— Да не во времени! — вновь возмутилась девушка.
— Ч-ч-ч-ч-ч! — зашипел я на неё. — Не важно.
Она сбивала едва уловимый момент моего вдохновения.
А я тем временем закинул ногу на ногу, облокотился на спинку поудобнее и начал рассуждать.
— В стилистике Федора Достоевского это звучало бы так: писатель обнаруживает, что путешественники из других миров — это галлюциногенное проявление гремучего коктейля из совести, аптечного опия, внутренних демонов и страхов. Герой учится преодолевать проблемы общества через улучшение себя.
— Прикольно! — восхищенно выдохнул Борис. Меня часто забавляла такая реакция на банальное словоблудие. — А можно ещё?
— Если бы этот сюжет писал Антона Палыч Чехов, всё сложилось бы так: путешественники становятся объектом изучения писателя как наблюдателя, который разгадывает их характеры и мотивы с умом и тонким психологическим замыслом, погружаясь в глубину человеческой души людей по натуре совершенно чужих.
Парень молчал, переваривая услышанное, что я воспринял как призыв продолжать.
— Если бы это придумал Стивен Кинг, то… — я на пару секунд замешкался, подбирая правильные слова. — Писатель из какой-нибудь Калифорнии понимает, что ворвавшиеся в его дом путешественники обладают силами, способными изменять даже законы вселенной! Он оказывается втянут в мир аномалий и необъяснимых явлений, где ему приходится бороться за свое существование и рассудок, а на самом деле всё это бред, и он — лежит обколотый промедолом, пускает слюни в смирительной рубашке психбольницы, — почему-то вспомнив разбудившую меня мокрую подушку, сморщился я.
— Да вам бы книжки… — воскликнул было Борис, но тут же сдулся. — А, ну да. А экземпляр подпишете?
Уж совсем смущаясь, парень пододвинул книжку.
— Не хватает детективного романа, — произнесла Лиза и тут же пояснила свои слова. — Олег, вы перечислили классических авторов популярных жаров, почему-то обошли вниманием детективы.
И меня, чёрт возьми, раззадорил ее вызов.
— Хотите в стилистике Агаты Кристи?
— Почему нет⁈ — приняла условия девушка.
— Хорошо, — картинно разминая пальцами виски начал я. — Внезапное появление молодых путешественников в доме писателя приводит к запутанному клубку интриг. ложные свидетельства, скрытые мотивы и противоречащие друг другу неопровержимые улики заставляют писателя использовать все свои дедуктивные навыки, чтобы выяснить: убийца — дворецкий!

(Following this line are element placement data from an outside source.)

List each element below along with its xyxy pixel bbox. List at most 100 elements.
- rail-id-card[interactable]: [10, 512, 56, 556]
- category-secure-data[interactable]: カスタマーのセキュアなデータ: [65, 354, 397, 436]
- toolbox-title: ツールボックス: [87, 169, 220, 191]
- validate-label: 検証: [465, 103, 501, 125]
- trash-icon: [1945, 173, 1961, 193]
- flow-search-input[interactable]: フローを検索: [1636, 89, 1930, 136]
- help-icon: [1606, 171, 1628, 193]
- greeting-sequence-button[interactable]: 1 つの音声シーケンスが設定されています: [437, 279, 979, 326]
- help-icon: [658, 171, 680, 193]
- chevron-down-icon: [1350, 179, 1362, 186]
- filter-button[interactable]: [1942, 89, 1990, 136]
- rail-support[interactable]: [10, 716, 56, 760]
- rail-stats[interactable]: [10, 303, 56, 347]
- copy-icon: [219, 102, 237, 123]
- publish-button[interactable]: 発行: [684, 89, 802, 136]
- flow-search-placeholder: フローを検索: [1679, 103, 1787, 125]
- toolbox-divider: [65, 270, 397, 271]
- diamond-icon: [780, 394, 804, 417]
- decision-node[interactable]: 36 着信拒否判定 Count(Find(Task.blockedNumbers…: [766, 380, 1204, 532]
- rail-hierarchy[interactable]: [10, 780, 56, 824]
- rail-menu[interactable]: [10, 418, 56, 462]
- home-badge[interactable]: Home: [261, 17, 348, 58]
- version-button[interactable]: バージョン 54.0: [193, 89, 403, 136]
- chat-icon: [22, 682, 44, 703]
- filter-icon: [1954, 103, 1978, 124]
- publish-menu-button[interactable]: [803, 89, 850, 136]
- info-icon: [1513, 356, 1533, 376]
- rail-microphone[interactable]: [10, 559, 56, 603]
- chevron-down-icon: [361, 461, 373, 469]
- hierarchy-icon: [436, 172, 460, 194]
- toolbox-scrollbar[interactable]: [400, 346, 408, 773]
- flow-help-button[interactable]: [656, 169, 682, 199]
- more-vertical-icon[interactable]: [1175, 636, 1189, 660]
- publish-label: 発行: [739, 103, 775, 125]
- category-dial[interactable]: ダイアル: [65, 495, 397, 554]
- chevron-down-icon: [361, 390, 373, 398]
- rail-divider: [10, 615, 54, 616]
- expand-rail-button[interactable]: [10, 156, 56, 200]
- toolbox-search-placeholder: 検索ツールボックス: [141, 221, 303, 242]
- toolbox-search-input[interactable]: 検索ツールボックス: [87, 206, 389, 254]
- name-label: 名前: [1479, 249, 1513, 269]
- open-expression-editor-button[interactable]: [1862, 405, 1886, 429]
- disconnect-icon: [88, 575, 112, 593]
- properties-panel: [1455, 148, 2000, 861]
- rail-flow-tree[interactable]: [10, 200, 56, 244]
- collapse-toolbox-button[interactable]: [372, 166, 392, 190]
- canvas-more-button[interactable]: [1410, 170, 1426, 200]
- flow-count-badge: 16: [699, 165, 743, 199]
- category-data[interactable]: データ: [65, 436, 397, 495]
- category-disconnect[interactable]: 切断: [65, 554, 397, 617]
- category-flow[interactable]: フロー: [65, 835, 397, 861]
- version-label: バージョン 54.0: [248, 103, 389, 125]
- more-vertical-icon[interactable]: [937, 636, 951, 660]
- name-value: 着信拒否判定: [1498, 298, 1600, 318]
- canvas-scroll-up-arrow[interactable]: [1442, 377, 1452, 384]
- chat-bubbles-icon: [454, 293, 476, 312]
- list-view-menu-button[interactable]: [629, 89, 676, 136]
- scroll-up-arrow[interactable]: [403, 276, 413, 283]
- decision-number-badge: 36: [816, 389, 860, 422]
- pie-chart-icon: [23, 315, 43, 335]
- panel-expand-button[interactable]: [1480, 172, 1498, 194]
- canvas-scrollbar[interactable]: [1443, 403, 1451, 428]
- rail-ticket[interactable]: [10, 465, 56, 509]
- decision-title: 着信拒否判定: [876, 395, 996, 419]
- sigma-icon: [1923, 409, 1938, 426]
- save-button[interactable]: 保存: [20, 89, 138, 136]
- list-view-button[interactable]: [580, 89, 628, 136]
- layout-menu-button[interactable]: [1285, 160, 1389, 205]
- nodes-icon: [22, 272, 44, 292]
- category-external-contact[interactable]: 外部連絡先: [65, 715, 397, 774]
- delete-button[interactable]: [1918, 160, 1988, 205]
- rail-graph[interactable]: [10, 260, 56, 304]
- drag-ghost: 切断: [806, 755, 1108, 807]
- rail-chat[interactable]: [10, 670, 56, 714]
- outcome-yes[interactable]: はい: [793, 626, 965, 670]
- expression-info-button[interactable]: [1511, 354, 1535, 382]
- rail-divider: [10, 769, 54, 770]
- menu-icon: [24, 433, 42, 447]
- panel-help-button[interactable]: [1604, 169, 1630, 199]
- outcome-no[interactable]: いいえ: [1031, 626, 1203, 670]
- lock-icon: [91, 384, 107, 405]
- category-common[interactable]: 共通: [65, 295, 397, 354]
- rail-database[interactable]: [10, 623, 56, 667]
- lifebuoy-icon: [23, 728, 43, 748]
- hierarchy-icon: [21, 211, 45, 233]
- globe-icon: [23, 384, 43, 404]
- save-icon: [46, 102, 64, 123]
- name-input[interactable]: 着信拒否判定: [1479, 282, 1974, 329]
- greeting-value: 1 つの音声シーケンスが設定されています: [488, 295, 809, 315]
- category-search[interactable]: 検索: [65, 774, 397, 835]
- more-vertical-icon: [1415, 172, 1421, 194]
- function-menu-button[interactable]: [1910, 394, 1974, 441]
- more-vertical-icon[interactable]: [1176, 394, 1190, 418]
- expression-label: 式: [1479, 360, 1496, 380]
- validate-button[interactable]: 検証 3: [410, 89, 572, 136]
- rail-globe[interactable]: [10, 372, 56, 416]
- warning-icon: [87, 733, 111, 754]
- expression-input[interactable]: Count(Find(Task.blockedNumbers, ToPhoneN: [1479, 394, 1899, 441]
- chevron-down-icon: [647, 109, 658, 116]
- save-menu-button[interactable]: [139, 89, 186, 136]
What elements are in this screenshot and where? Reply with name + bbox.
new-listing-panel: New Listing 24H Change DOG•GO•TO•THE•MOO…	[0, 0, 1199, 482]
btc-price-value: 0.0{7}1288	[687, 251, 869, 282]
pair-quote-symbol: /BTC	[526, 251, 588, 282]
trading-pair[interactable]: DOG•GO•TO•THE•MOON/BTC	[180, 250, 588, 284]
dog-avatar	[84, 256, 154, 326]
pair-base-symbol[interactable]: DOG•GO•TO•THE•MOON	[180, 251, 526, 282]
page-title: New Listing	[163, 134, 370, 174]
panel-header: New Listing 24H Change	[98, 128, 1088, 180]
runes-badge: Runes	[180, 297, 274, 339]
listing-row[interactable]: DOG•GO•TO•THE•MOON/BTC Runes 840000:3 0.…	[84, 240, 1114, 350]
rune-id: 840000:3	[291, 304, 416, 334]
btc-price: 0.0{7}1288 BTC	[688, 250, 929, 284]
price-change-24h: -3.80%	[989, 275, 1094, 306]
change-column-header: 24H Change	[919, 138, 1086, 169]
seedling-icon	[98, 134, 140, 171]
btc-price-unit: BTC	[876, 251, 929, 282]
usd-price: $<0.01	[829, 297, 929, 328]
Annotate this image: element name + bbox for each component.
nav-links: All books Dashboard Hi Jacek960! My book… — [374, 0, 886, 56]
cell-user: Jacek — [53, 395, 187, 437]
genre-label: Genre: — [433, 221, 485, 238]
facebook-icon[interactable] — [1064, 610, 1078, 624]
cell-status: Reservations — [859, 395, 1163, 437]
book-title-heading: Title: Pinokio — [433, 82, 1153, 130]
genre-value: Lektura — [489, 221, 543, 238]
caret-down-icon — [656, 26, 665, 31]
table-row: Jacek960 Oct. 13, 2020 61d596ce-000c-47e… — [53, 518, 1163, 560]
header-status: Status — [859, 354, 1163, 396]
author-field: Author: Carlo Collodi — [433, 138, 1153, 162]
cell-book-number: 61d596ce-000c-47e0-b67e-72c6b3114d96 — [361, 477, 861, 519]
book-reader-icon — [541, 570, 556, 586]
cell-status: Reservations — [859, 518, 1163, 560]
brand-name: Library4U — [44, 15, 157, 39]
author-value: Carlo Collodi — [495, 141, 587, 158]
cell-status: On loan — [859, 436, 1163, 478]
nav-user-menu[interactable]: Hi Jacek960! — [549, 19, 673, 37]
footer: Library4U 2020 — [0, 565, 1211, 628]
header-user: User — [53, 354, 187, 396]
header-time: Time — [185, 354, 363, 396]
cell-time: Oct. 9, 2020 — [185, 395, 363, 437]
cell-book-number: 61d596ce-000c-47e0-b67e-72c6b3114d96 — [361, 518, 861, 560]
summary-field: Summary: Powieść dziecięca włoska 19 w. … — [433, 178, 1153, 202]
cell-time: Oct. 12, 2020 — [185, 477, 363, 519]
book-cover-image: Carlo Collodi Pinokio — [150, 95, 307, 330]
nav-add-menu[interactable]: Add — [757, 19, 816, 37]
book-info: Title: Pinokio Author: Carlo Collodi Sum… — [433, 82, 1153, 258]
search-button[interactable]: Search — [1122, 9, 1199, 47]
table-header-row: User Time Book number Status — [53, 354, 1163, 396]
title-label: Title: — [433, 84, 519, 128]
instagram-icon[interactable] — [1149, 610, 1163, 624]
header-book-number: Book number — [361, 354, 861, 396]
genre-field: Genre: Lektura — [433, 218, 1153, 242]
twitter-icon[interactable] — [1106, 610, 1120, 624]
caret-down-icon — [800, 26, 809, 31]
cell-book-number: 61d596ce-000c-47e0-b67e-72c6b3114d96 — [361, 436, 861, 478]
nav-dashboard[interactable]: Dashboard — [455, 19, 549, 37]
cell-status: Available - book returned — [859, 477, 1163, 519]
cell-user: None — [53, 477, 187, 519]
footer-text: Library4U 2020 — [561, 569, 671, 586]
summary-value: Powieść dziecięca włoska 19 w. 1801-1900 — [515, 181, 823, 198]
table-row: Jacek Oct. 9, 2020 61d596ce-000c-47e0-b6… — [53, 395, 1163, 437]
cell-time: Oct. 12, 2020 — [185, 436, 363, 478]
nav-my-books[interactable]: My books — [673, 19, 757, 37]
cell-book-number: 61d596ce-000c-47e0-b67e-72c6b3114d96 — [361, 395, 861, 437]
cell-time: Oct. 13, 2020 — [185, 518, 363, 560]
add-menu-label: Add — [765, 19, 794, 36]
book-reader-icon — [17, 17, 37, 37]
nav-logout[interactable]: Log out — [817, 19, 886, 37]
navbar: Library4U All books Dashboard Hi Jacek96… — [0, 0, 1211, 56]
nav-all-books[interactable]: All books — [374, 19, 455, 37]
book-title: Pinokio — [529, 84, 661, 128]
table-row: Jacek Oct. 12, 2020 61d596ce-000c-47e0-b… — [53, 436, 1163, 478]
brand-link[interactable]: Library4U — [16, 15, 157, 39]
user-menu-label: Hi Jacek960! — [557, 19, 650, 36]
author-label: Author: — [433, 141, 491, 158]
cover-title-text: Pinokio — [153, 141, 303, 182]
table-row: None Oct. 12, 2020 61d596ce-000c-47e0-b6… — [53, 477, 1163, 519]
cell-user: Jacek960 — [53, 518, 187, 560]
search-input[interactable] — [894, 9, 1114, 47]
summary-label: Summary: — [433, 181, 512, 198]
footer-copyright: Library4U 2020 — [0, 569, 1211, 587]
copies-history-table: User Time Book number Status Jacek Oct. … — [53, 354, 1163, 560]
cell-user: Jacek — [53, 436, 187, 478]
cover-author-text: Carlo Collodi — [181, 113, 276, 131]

Признаться, такие упражнения довольно сильно выматывали, но если есть благодарный слушатель, то почему бы не постараться?
Тем более, в последнее время не так много находилась этих благодарных слушателей.
— Прекрасно! — девушка, которую я видел впервые в жизни изобразила аплодисменты. — Просто замечательно! Вы удивительно точно передали стилистику Агаты Кристи!
— Это еще что! — польстился я на неприкрытую похвалу. — А как вы относитесь к раннему творчеству Лукьяненко? Например, писатель обнаруживает, что его собственные произведения начинают воплощаться в жизнь через путешественников из других миров! Он пытается разобраться в том, как остановить необратимый процесс переплетения его фантазий и реальности, прежде чем миры объединятся.
— Лукьяненко⁈ Это кто? — с неподдельным любопытством смотрели на меня оба визитёра.
— Ну как же, — удивился я, почуяв очередной розыгрыш. — Сергей «Свет» Васильевич Лукьяненко — живая глыба российской фантастики! Двадцать пять лет назад его повесть «Атомный сон» и «Лабиринт отражений» лишили меня литературной девственности!
— Может, он имеет в виду Романа Васильевича Лукьяненко — штатного врача экспедиции на Титан? — предположила Лизавета.
Борис же, поймав мой недоумённый взгляд, хлопнул себя по лбу.
— А-а-а, вы же с «Земли 505», и у вас своя история! — вынес вердикт парень. И, несколько раз ткнув в свой стимпанковский наруч, вывел проекцию. Настоящую, объёмную проекцию, как в фантастических фильмах!
— Короче, мы действительно из другой вселенной, — пролистывая что-то вроде трёхмерных фотографий, сказал Борис. — Двенадцать лет назад с космодрома «Байконур» стартовала советская экспедиционная миссия по освоению Титана. И Роман Васильевич Лукьяненко — её штатный медик.
Долистав до нужной фотографии, Борис укрупнил искомое лицо. Не было никаких сомнений — с трёхмерного голоснимка, облачённый в скафандр с надписью «СССР», на меня смотрел подтянутый и румяный классик российской литературы!
— Здесь он как будто лет пятнадцать сбросил, — завороженно произнес я, попытавшись коснуться голограммы.